Childs participated in 25 employment cases — in 23 of them defending an employer accused of alleged discrimination on the basis of race or sex, according to the American Prospect, a liberal publication which reviewed state court records during her tenure.

In one case, in the late 1990s, Childs represented a beachwear retailer sued by two former employees for alleged near-daily sexual assault at work. A federal jury sided with the plaintiffs, awarding compensatory and punitive damages, a decision upheld on appeal.

Her former colleagues say that court records do not reflect the many instances in which Childs achieved settlements for employees against their employers outside of court. Lord noted a 1999 case in which Childs represented a Mack Truck worker alleging wrongful termination, and she secured a “great” settlement without going to trial.

While some critics have accused Childs of working against unionization drives, Nexsen Pruet says it has never conducted any such campaigns and only has a single lawyer on staff specializing in union issues — one who joined four years after Childs left the firm.

“Diversity is more than just race and gender, it’s experience,” Lord said. “Her time at Nexsen Pruet gave her private practice experience representing employees, representing companies — it gave her a unique understanding of how the practice of law actually works.”

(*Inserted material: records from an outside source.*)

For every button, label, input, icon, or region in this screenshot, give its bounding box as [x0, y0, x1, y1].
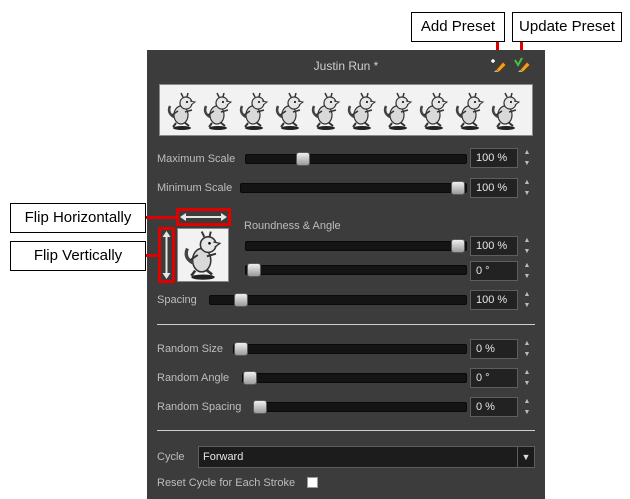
random-spacing-slider[interactable] — [253, 402, 467, 412]
flip-vertically-icon[interactable] — [161, 230, 172, 280]
random-spacing-field[interactable]: 0 % — [470, 397, 518, 417]
chevron-down-icon[interactable]: ▼ — [517, 447, 534, 467]
reset-cycle-label: Reset Cycle for Each Stroke — [157, 477, 296, 489]
random-angle-slider[interactable] — [242, 373, 467, 383]
random-spacing-label: Random Spacing — [157, 401, 242, 413]
minimum-scale-slider[interactable] — [240, 183, 467, 193]
preset-title: Justin Run * — [313, 59, 379, 73]
random-size-stepper[interactable]: ▲ ▼ — [523, 338, 531, 360]
angle-slider[interactable] — [245, 265, 467, 275]
random-size-field[interactable]: 0 % — [470, 339, 518, 359]
cycle-label: Cycle — [157, 451, 185, 463]
flip-vertically-pointer — [146, 254, 159, 257]
roundness-slider[interactable] — [245, 241, 467, 251]
angle-handle[interactable] — [247, 263, 261, 277]
brush-tip-strip — [159, 84, 533, 136]
brush-tip-frame[interactable] — [236, 91, 272, 131]
random-angle-stepper[interactable]: ▲ ▼ — [523, 367, 531, 389]
minimum-scale-field[interactable]: 100 % — [470, 178, 518, 198]
flip-horizontally-pointer — [146, 216, 177, 219]
angle-field[interactable]: 0 ° — [470, 261, 518, 281]
random-angle-handle[interactable] — [243, 371, 257, 385]
spacing-label: Spacing — [157, 294, 197, 306]
random-spacing-handle[interactable] — [253, 400, 267, 414]
add-preset-icon[interactable] — [489, 57, 507, 73]
random-angle-label: Random Angle — [157, 372, 230, 384]
random-size-slider[interactable] — [233, 344, 467, 354]
roundness-stepper[interactable]: ▲ ▼ — [523, 235, 531, 257]
brush-tip-frame[interactable] — [164, 91, 200, 131]
update-preset-callout: Update Preset — [512, 12, 622, 42]
cycle-dropdown[interactable]: Forward ▼ — [198, 446, 535, 468]
random-spacing-stepper[interactable]: ▲ ▼ — [523, 396, 531, 418]
angle-stepper[interactable]: ▲ ▼ — [523, 260, 531, 282]
random-angle-field[interactable]: 0 ° — [470, 368, 518, 388]
maximum-scale-slider[interactable] — [245, 154, 467, 164]
roundness-field[interactable]: 100 % — [470, 236, 518, 256]
spacing-stepper[interactable]: ▲ ▼ — [523, 289, 531, 311]
flip-horizontally-icon[interactable] — [179, 211, 228, 223]
roundness-angle-label: Roundness & Angle — [244, 220, 341, 232]
minimum-scale-stepper[interactable]: ▲ ▼ — [523, 177, 531, 199]
brush-tip-frame[interactable] — [488, 91, 524, 131]
update-preset-icon[interactable] — [513, 57, 531, 73]
flip-horizontally-callout: Flip Horizontally — [10, 203, 146, 233]
minimum-scale-handle[interactable] — [451, 181, 465, 195]
roundness-handle[interactable] — [451, 239, 465, 253]
spacing-field[interactable]: 100 % — [470, 290, 518, 310]
brush-tip-preview — [177, 228, 229, 282]
cycle-selected-value: Forward — [203, 451, 244, 463]
brush-tip-frame[interactable] — [200, 91, 236, 131]
maximum-scale-label: Maximum Scale — [157, 153, 236, 165]
minimum-scale-label: Minimum Scale — [157, 182, 233, 194]
maximum-scale-stepper[interactable]: ▲ ▼ — [523, 147, 531, 169]
brush-tip-frame[interactable] — [380, 91, 416, 131]
brush-tip-frame[interactable] — [272, 91, 308, 131]
section-divider — [157, 324, 535, 325]
random-size-label: Random Size — [157, 343, 224, 355]
brush-tip-frame[interactable] — [452, 91, 488, 131]
brush-properties-panel: Justin Run * Maximum Scale 100 % ▲ ▼ Mini… — [147, 50, 545, 499]
add-preset-callout: Add Preset — [411, 12, 505, 42]
brush-tip-frame[interactable] — [344, 91, 380, 131]
section-divider — [157, 430, 535, 431]
random-size-handle[interactable] — [234, 342, 248, 356]
brush-tip-frame[interactable] — [416, 91, 452, 131]
maximum-scale-field[interactable]: 100 % — [470, 148, 518, 168]
brush-tip-frame[interactable] — [308, 91, 344, 131]
flip-vertically-callout: Flip Vertically — [10, 241, 146, 271]
maximum-scale-handle[interactable] — [296, 152, 310, 166]
spacing-handle[interactable] — [234, 293, 248, 307]
reset-cycle-checkbox[interactable] — [307, 477, 318, 488]
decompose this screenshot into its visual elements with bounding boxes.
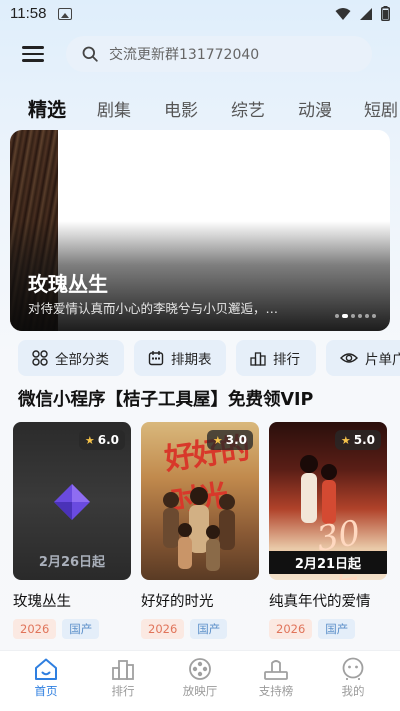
region-tag: 国产 [318,619,356,639]
schedule-button[interactable]: 排期表 [134,340,226,376]
year-tag: 2026 [13,619,57,639]
tab-featured[interactable]: 精选 [28,95,66,122]
card-title: 玫瑰丛生 [13,594,71,610]
nav-ranking[interactable]: 排行 [93,657,153,699]
menu-icon-bar [22,46,44,49]
star-icon: ★ [340,433,351,447]
battery-icon [381,6,390,21]
nav-theater[interactable]: 放映厅 [170,657,230,699]
card-title: 好好的时光 [141,594,214,610]
search-placeholder: 交流更新群131772040 [109,47,260,63]
section-title: 微信小程序【桔子工具屋】免费领VIP [18,390,314,410]
nav-profile[interactable]: 我的 [323,657,383,699]
nav-support[interactable]: 支持榜 [246,657,306,699]
nav-home[interactable]: 首页 [16,657,76,699]
rating-value: 6.0 [97,433,119,447]
rating-value: 5.0 [353,433,375,447]
bottom-nav: 首页 排行 放映厅 支持榜 我的 [0,650,400,711]
ranking-button[interactable]: 排行 [236,340,316,376]
menu-icon-bar [22,52,44,56]
wifi-icon [335,7,351,20]
tab-short-drama[interactable]: 短剧 [364,96,398,121]
signal-icon [360,7,372,20]
poster-image: 好好的时光 ★ 3.0 [141,422,259,580]
nav-ranking-label: 排行 [111,684,135,698]
poster-date: 2月26日起 [38,555,106,570]
region-tag: 国产 [62,619,100,639]
poster-image: 30万 2月21日起 ★ 5.0 [269,422,387,580]
category-tabs: 精选 剧集 电影 综艺 动漫 短剧 [0,90,400,124]
video-card[interactable]: 2月26日起 ★ 6.0 玫瑰丛生 2026 国产 [13,422,131,639]
ranking-icon [112,660,134,680]
menu-icon-bar [22,59,44,62]
all-categories-button[interactable]: 全部分类 [18,340,124,376]
carousel-dot [365,314,369,318]
carousel-dot [351,314,355,318]
video-card[interactable]: 好好的时光 ★ 3.0 好好的时光 2026 国产 [141,422,259,639]
search-input[interactable]: 交流更新群131772040 [66,36,372,72]
all-categories-label: 全部分类 [55,352,109,368]
playlist-button[interactable]: 片单广 [326,340,400,376]
podium-icon [264,660,288,680]
banner-description: 对待爱情认真而小心的李晓兮与小贝邂逅，… [28,301,279,316]
quick-actions: 全部分类 排期表 排行 片单广 [18,340,400,376]
user-icon [342,657,364,680]
home-icon [35,658,57,680]
eye-icon [340,353,358,363]
schedule-label: 排期表 [171,352,212,368]
tab-series[interactable]: 剧集 [97,96,131,121]
star-icon: ★ [84,433,95,447]
image-notification-icon [58,8,72,20]
rating-badge: ★ 3.0 [206,430,253,450]
calendar-icon [148,351,164,366]
rating-value: 3.0 [225,433,247,447]
rating-badge: ★ 6.0 [78,430,125,450]
region-tag: 国产 [190,619,228,639]
playlist-label: 片单广 [365,352,400,368]
menu-button[interactable] [22,44,44,64]
card-title: 纯真年代的爱情 [269,594,371,610]
year-tag: 2026 [141,619,185,639]
tab-variety[interactable]: 综艺 [231,96,265,121]
year-tag: 2026 [269,619,313,639]
rating-badge: ★ 5.0 [334,430,381,450]
nav-support-label: 支持榜 [258,684,294,698]
poster-date: 2月21日起 [269,551,387,574]
carousel-dot [372,314,376,318]
video-card[interactable]: 30万 2月21日起 ★ 5.0 纯真年代的爱情 2026 国产 [269,422,387,639]
carousel-dot-active [342,314,348,318]
star-icon: ★ [212,433,223,447]
search-icon [82,46,98,62]
banner-carousel[interactable]: 玫瑰丛生 对待爱情认真而小心的李晓兮与小贝邂逅，… [10,130,390,331]
ranking-icon [250,352,266,366]
carousel-dot [358,314,362,318]
grid-icon [32,350,48,366]
carousel-dot [335,314,339,318]
nav-profile-label: 我的 [341,684,365,698]
ranking-label: 排行 [273,352,300,368]
status-bar: 11:58 [0,0,400,28]
app-logo-icon [54,484,90,520]
carousel-indicator [335,314,376,318]
tab-movies[interactable]: 电影 [164,96,198,121]
banner-title: 玫瑰丛生 [28,272,108,296]
status-time: 11:58 [10,5,47,22]
poster-image: 2月26日起 ★ 6.0 [13,422,131,580]
tab-anime[interactable]: 动漫 [298,96,332,121]
nav-home-label: 首页 [34,684,58,698]
status-indicators [335,6,390,21]
poster-figures [163,487,235,571]
film-reel-icon [189,658,211,680]
nav-theater-label: 放映厅 [182,684,218,698]
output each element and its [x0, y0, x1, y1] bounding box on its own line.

Childs has won the endorsement of some labor groups, including the South Carolina chapter of the AFL-CIO, whose president, Charles Brave, Jr., said in a letter to Biden earlier this month that Childs would “represent all of us well.”

After leaving Nexsen Pruet in 2000, Childs went on to oversee workplace safety regulations as an appointed deputy director at the state Department of Labor. From 2002 to 2006, she served as a workers’ comp judge on a state commission adjudicating benefits for injured or disabled employees.

“Everybody feels heard when they come into the doors of her courtroom,” said Meliah Bowers Jefferson, a former clerk for Childs on the federal bench.

Geevarhese said other candidates on Biden’s short list, including U.S. Appeals Court Judge Ketanji Brown Jackson and California Supreme Court Justice Leondra Kruger, do not raise the same level of concern as Childs. He stopped short of endorsing a particular nominee.

“If Sen. Lindsey Graham [R-S.C.] is vouching for Michelle Childs, it should give Democrats pause,” he said.

Graham said Sunday on ABC’s “This Week” that he believes Childs would “get the most Republican votes” of any candidate on Biden’s short list. “She would be somebody, I think, that could bring the Senate together and probably get more than 60 votes,” he said.

The White House has not directly responded to the criticism of Childs but made clear she is still under consideration. The president “is actively seeking the recommendations of members of both parties as he prepares to make an historic choice and fulfill one of the most important duties of the presidency,” said White House spokesperson Andrew Bates.

Jefferson, who remains close with Childs, said the judge is likely unfazed by the controversy.

“While she may have been known at the beginning of her career as someone who had this expertise in employment law, certainly while she was on the state court bench the breadth of her experience expanded,” Jefferson said. “Her approach in every case, at least from my perspective, was that it is decided on its own merits.”

ABC News’ Ben Gittleson contributed to this report.